This may be important for other people, so I’ll pass it on:
I clarified with IFComp support today that translation with AI is explicitly not meant in the questionnaire. If the texts are your own and you have only translated them into English via DeepL or something like that, then you don’t need to check this option in the questionnaire: “Was used to generate text used in this game (use of spell check/autocomplete excluded)”
(Wow, I’m an edge case again. How do I always do that?)
fair critique, and I agree with your given example. it’s hard to speak about llms and neural net image generators like midjourney and put them in the same category and avoid the term “ai”.
Yeah, that is the hard part. The best I have is that both ChatGPT and Midjourney are intended to be used creatively—the whole point is that you can give it the same input a dozen times and get a dozen totally different answers. If I could scan the same document a dozen times and get completely different text out, I’d say that’s a horrible OCR system.
And that’s where the harvesting of training data becomes such a problem, because if a font I created is used to train OCR, that doesn’t really have any impact on my ability to make fonts and get credit and royalties for them; if anything, it means my fonts are more useful because scanners can deal with them better. But if someone uses my books to train a system that’s meant to creatively generate new books in my style, well…
I agree with the general distinction you’re trying to make here between generative AI and stuff like OCR, but one drawback of ChatGPT is that it will spit out different responses with the exact same phrasing and imagery from a range of broadly similar prompts. i.e. it’s even more hackneyed than you’d think (or it engages in a form of self-plagiarism), so that not only is it a poor coauthor, some large part of any response is usually reproducible.
I think that for the purposes of consistency, such as for an OCR text, the two sentences “the beautiful lilacs softly bloomed in the purple twilight” and “the violet dusk blossomed gently with pretty lilacs”, while the same semantic content and details in a mildly altered order, are still completely different sentences.

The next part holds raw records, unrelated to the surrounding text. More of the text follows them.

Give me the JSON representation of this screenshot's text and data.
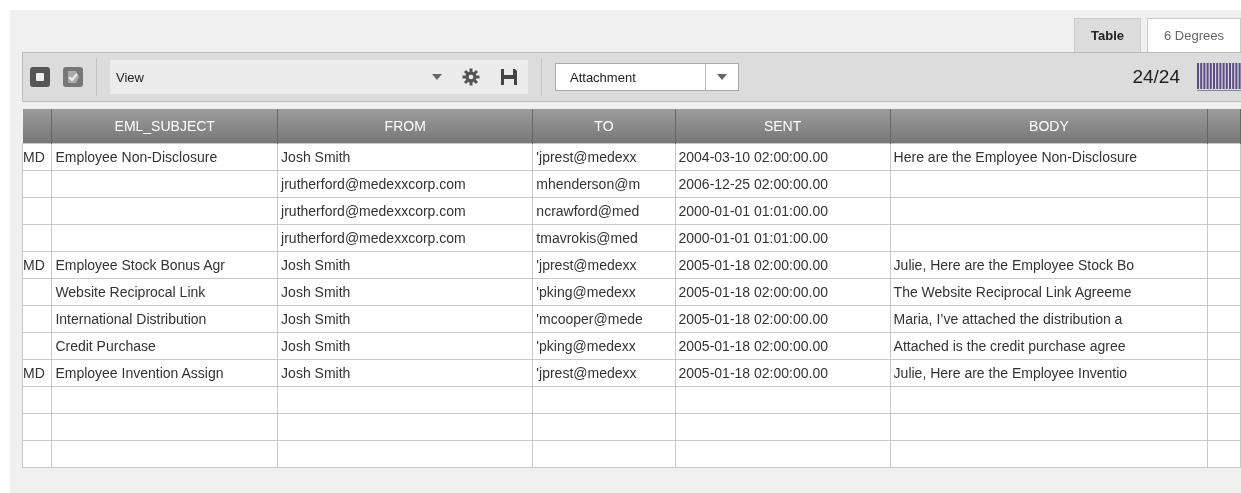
{
  "tabs": [
    {
      "label": "Table",
      "selected": true
    },
    {
      "label": "6 Degrees",
      "selected": false
    }
  ],
  "toolbar": {
    "view_select": {
      "value": "View"
    },
    "field_select": {
      "value": "Attachment"
    },
    "count": "24/24"
  },
  "table": {
    "columns": [
      "",
      "EML_SUBJECT",
      "FROM",
      "TO",
      "SENT",
      "BODY"
    ],
    "rows": [
      [
        "MD",
        "Employee Non-Disclosure",
        "Josh Smith",
        "'jprest@medexx",
        "2004-03-10 02:00:00.00",
        "Here are the Employee Non-Disclosure"
      ],
      [
        "",
        "",
        "jrutherford@medexxcorp.com",
        "mhenderson@m",
        "2006-12-25 02:00:00.00",
        ""
      ],
      [
        "",
        "",
        "jrutherford@medexxcorp.com",
        "ncrawford@med",
        "2000-01-01 01:01:00.00",
        ""
      ],
      [
        "",
        "",
        "jrutherford@medexxcorp.com",
        "tmavrokis@med",
        "2000-01-01 01:01:00.00",
        ""
      ],
      [
        "MD",
        "Employee Stock Bonus Agr",
        "Josh Smith",
        "'jprest@medexx",
        "2005-01-18 02:00:00.00",
        "Julie, Here are the Employee Stock Bo"
      ],
      [
        "",
        "Website Reciprocal Link",
        "Josh Smith",
        "'pking@medexx",
        "2005-01-18 02:00:00.00",
        "The Website Reciprocal Link Agreeme"
      ],
      [
        "",
        "International Distribution",
        "Josh Smith",
        "'mcooper@mede",
        "2005-01-18 02:00:00.00",
        "Maria, I’ve attached the distribution a"
      ],
      [
        "",
        "Credit Purchase",
        "Josh Smith",
        "'pking@medexx",
        "2005-01-18 02:00:00.00",
        "Attached is the credit purchase agree"
      ],
      [
        "MD",
        "Employee Invention Assign",
        "Josh Smith",
        "'jprest@medexx",
        "2005-01-18 02:00:00.00",
        "Julie, Here are the Employee Inventio"
      ],
      [
        "",
        "",
        "",
        "",
        "",
        ""
      ],
      [
        "",
        "",
        "",
        "",
        "",
        ""
      ],
      [
        "",
        "",
        "",
        "",
        "",
        ""
      ]
    ]
  }
}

I think that’s over-generalizing. Ther are some usages that don’t seem to have any ethical concerns. I’m reminded of this very simple, but very cool example done in Minecraft: https://www.youtube.com/watch?v=DQ0lCm0J3PM
It’s essentially the worst of both worlds. The quality, accuracy, and even coherency of a large language model’s response to a prompt can vary wildly based on tiny perturbations in the phrasing of the prompt that bear no obvious correlation to the nature of the output, in much the same way that the output of a pseudorandom number generator varies all over the map from the input number you give it. But at the same time, you can be assured that no matter what you input, whether it be wildly different prompts or similar but meaningfully distinct ones, or the quality of the output it produces, whatever it does produce will be tediously repetitive of everything else it has written, such that you can neither really predict the quality of the output you will get, nor can you count on it to actually be creative across the whole corpus of outputs you get from it.
It’s essentially like engaging in some kind of thaumaturgy where the means by which you summon beings and the beings so summoned are both soundly beyond human comprehension… and also mind numbingly boring.

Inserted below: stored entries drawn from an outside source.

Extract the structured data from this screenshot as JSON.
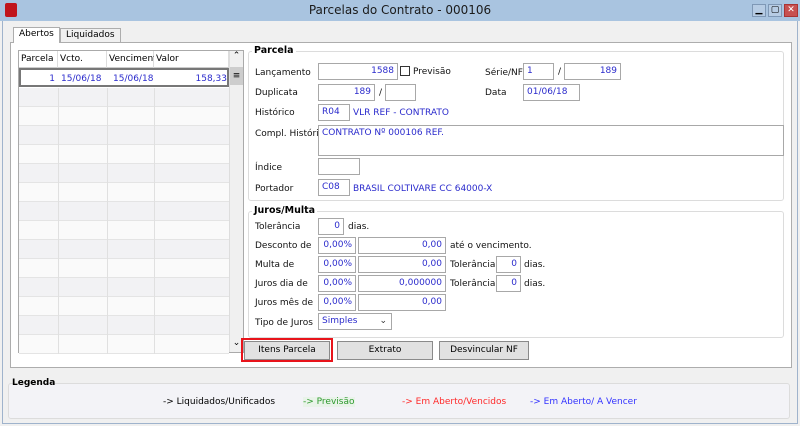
{
  "window": {
    "title": "Parcelas do Contrato - 000106",
    "minimize": "▁",
    "maximize": "▢",
    "close": "✕"
  },
  "tabs": [
    {
      "label": "Abertos"
    },
    {
      "label": "Liquidados"
    }
  ],
  "grid": {
    "columns": [
      "Parcela",
      "Vcto. Orig.",
      "Vencimento",
      "Valor"
    ],
    "rows": [
      {
        "parcela": "1",
        "vcto_orig": "15/06/18",
        "vencimento": "15/06/18",
        "valor": "158,33"
      }
    ],
    "scroll_up": "⌃",
    "scroll_thumb": "≡",
    "scroll_down": "⌄"
  },
  "parcela": {
    "title": "Parcela",
    "lancamento_label": "Lançamento",
    "lancamento": "1588",
    "previsao_label": "Previsão",
    "previsao_checked": false,
    "serie_nf_label": "Série/NF",
    "serie": "1",
    "nf": "189",
    "duplicata_label": "Duplicata",
    "duplicata": "189",
    "duplicata_sub": "",
    "slash": "/",
    "data_label": "Data",
    "data": "01/06/18",
    "historico_label": "Histórico",
    "historico_code": "R04",
    "historico_desc": "VLR REF - CONTRATO",
    "compl_label": "Compl. Histórico",
    "compl": "CONTRATO Nº 000106 REF.",
    "indice_label": "Índice",
    "indice": "",
    "portador_label": "Portador",
    "portador_code": "C08",
    "portador_desc": "BRASIL COLTIVARE CC 64000-X"
  },
  "juros": {
    "title": "Juros/Multa",
    "tolerancia_label": "Tolerância",
    "tolerancia": "0",
    "dias": "dias.",
    "desconto_label": "Desconto de",
    "desconto_pct": "0,00%",
    "desconto_val": "0,00",
    "desconto_suffix": "até o vencimento.",
    "multa_label": "Multa de",
    "multa_pct": "0,00%",
    "multa_val": "0,00",
    "multa_tol": "0",
    "juros_dia_label": "Juros dia de",
    "juros_dia_pct": "0,00%",
    "juros_dia_val": "0,000000",
    "juros_dia_tol": "0",
    "juros_mes_label": "Juros mês de",
    "juros_mes_pct": "0,00%",
    "juros_mes_val": "0,00",
    "tipo_label": "Tipo de Juros",
    "tipo": "Simples"
  },
  "buttons": {
    "itens_parcela": "Itens Parcela",
    "extrato": "Extrato",
    "desvincular": "Desvincular NF"
  },
  "legenda": {
    "title": "Legenda",
    "items": [
      {
        "label": "-> Liquidados/Unificados",
        "color": "#000000"
      },
      {
        "label": "-> Previsão",
        "color": "#2e9a2e"
      },
      {
        "label": "-> Em Aberto/Vencidos",
        "color": "#ff2a2a"
      },
      {
        "label": "-> Em Aberto/ A Vencer",
        "color": "#3333ff"
      }
    ]
  },
  "colors": {
    "titlebar": "#a9c4e0",
    "highlight": "#e8141b"
  }
}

This is why prompt engineering resembles alchemy so strongly: ostensibly intelligent people being sucked into a sort of highly rationalized folk superstition, piling ever more epicycles onto the increasingly baroque theoretical superstructure they are using in order to convince themselves that a process that fundamentally cannot be rationally controlled is in fact under their control or could be controlled with just a little bit more effort, all because they are intelligent in a narrow sense, but refuse to go through the effort of applying that intelligence to actual critical thinking on a meta level about the tasks they set their intelligence to.
We talk about AI generated graphics and music, but we typically don’t recognize animation as a distinct form of expression. Here’s a fun video outlining AI from that perspective.
A spellchecker noting that I said “accomodate” instead of “accommodate” isn’t having a creative contribution because its purpose is to do pretty much the same thing every time…
Yes, for a simple spelling checker, that’s true. But it could get fuzzier with more advanced proofreading software. Suppose it read the whole paragraph and said, “The correct spelling is ‘accommodate’ but a better word here might be ‘tolerate’.”
My goal is not to propose where the lines should be; I honestly don’t know, and I’m not sure I even have an opinion. All I’m trying to do is to highlight that it might be more difficult to draw hard lines than many might assume.
Maybe that’s okay. Maybe we don’t need hard lines because most competitors are aligned on the spirit of the rule. But it still might be worthwhile acknowledging that the lines are blurry.
This is by design. LLM’s have something called “temperature”… if you set the temperature to 0, then you will always get the same answer. However, this is not desirable if you want an chatbot that “sounds human like” and generates prose. A higher temperature makes the LLM more creative by increasing the randomness of its response.